A $4.7 million offer for a stretch of riverfront land in Murray Bridge “greatly undervalues” its importance to the community, a group of petitioners say.

Hundreds of people want the Murray Bridge council to keep the land on Wildens Way in public hands, according to a petition delivered to the council on Sunday.

A local person calling themselves “Murray Champion” gathered 230 signatures in response to a rival petition in April, from a group of shack lessees who wanted to buy the land.

Councillors agreed to meet with the shack owners to discuss the idea, despite having previously ruled that the land could not be sold without community approval.

The authors of the latest petition asked the council to “reaffirm its commitment” to a long-term plan to demolish the shacks on Wildens Way and turn the land into an extension of Long Island Reserve.

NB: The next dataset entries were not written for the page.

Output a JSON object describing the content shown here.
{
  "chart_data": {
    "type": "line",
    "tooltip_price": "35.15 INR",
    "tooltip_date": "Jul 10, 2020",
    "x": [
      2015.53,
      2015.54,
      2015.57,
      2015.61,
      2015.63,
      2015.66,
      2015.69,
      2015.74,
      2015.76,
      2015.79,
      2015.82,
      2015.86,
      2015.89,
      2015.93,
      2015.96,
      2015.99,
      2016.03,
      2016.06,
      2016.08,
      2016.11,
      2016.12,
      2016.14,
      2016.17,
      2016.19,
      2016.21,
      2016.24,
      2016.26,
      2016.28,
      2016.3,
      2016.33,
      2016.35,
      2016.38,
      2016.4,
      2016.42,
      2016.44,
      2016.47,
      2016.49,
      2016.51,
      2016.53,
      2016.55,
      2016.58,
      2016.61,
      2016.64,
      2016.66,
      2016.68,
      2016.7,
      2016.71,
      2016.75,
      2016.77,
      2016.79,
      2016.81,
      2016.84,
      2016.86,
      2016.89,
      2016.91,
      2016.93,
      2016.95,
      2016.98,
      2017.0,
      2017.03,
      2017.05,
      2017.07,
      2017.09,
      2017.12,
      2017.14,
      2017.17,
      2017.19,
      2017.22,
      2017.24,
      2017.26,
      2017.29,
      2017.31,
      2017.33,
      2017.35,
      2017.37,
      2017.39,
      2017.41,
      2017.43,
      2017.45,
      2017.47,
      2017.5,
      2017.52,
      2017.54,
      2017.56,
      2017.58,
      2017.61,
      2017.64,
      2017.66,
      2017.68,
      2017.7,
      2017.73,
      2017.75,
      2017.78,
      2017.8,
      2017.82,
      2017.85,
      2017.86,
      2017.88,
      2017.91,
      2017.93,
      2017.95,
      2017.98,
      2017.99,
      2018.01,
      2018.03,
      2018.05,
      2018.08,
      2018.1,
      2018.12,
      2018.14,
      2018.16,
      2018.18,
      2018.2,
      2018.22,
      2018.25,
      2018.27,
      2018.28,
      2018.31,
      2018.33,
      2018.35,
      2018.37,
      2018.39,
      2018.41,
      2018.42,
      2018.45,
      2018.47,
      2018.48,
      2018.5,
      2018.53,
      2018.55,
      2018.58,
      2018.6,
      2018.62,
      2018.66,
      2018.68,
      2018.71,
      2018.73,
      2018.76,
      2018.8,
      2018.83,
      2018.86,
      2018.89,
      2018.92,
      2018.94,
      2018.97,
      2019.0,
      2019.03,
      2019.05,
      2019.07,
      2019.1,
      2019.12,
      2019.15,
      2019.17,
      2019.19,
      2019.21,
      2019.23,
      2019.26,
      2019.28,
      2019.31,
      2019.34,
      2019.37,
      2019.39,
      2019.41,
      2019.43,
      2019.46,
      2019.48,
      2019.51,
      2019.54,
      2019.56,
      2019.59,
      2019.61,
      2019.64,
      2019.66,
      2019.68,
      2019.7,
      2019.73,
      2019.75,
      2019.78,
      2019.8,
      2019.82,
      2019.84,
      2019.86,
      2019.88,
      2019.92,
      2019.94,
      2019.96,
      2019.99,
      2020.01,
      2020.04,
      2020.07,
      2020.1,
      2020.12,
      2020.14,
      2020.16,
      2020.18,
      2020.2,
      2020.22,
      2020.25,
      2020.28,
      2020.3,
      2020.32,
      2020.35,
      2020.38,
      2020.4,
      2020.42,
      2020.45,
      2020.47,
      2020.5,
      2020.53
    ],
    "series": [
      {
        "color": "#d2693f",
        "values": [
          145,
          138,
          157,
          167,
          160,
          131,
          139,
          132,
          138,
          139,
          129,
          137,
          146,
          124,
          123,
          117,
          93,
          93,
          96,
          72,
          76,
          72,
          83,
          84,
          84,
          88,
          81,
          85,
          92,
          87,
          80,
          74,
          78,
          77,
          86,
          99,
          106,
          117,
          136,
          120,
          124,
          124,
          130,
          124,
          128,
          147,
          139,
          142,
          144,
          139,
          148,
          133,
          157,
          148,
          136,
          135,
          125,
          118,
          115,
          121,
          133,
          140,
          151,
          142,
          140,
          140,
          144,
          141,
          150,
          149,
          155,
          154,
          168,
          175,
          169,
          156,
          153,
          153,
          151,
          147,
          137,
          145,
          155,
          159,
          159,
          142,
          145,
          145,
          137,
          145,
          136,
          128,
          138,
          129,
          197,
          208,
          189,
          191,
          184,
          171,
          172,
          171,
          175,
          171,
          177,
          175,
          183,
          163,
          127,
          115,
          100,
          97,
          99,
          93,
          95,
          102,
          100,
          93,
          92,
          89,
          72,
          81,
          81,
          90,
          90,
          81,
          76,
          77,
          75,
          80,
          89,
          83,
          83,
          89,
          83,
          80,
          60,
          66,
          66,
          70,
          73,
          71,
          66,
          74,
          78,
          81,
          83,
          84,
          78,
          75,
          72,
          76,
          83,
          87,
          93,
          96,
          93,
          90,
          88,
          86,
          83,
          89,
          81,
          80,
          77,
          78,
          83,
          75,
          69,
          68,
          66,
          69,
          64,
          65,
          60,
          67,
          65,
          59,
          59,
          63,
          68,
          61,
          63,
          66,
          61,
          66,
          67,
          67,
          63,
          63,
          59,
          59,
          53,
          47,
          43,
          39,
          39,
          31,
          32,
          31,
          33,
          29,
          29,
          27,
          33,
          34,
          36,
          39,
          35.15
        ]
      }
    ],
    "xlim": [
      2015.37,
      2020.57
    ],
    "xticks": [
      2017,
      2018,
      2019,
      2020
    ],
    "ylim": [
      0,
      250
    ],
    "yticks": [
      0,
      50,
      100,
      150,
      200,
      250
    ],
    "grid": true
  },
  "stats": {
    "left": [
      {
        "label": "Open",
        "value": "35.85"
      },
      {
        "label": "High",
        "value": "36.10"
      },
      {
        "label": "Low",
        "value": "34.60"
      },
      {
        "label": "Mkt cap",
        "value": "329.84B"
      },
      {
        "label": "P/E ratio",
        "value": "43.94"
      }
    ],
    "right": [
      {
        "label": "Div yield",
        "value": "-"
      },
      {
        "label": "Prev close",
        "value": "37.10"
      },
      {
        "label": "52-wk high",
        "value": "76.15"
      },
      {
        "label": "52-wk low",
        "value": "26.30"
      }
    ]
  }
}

That work did not have to wait until the last leases expired in 2061, either, they said.

Blocks which were currently vacant could be made more accessible to the public right away.

They were not anti-development, either – it would be appropriate for some of the land to be used for cafes, tourism or even accommodation if it were set back from the riverfront.

But they said the shack lessees’ $4.7 million offer was not enough, considering Murray Bridge’s existing riverfront reserves were already overcrowded and its population was growing.

“(The proposed price) equates to each of the 22,495 residents of Murray Bridge each being paid $209 to never ever be able to walk the length of the riverfront through town, or access the river at Wildens Way, ever again,” the petitioners said.

Murray Bridge Mayor Brenton Lewis thanked the petitioners for their thoughts.

“It is a matter for the community to have their say,” he said in an emailed reply.

“It should go out to allow strong, honest debate.”